Thu 13 June 12:10 - 12:15 PDT

Measurements of Three-Level Hierarchical Structure in the Outliers in the Spectrum of Deepnet Hessians

Vardan Papyan

We consider deep classifying neural networks. We expose a structure in the derivative of the logits with respect to the parameters of the model, which is used to explain the existence of outliers in the spectrum of the Hessian. Previous works decomposed the Hessian into two components, attributing the outliers to one of them, the so-called Covariance of gradients. We show this term is not a Covariance but a second moment matrix, i.e., it is influenced by means of gradients. These means possess an additive two-way structure that is the source of the outliers in the spectrum. This structure can be used to approximate the principal subspace of the Hessian using certain "averaging" operations, avoiding the need for high-dimensional eigenanalysis. We corroborate this claim across different datasets, architectures and sample sizes.
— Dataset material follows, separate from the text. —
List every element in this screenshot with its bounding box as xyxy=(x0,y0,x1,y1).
Thu 13 June 12:15 - 12:20 PDT

On the Limitations of Representing Functions on Sets

Edward Wagstaff · Fabian Fuchs · Martin Engelcke · Ingmar Posner · Michael A Osborne

Recent work on the representation of functions on sets has considered the use of summation in a latent space to enforce permutation invariance. In particular, it has been conjectured that the dimension of this latent space may remain fixed as the cardinality of the sets under consideration increases. However, we demonstrate that the analysis leading to this conjecture requires mappings which are highly discontinuous and argue that this is only of limited practical use. Motivated by this observation, we prove that an implementation of this model via continuous mappings (as provided by e.g. neural networks or Gaussian processes) actually imposes a constraint on the dimensionality of the latent space. Practical universal function representation for set inputs can only be achieved with a latent dimension at least the size of the maximum number of input elements.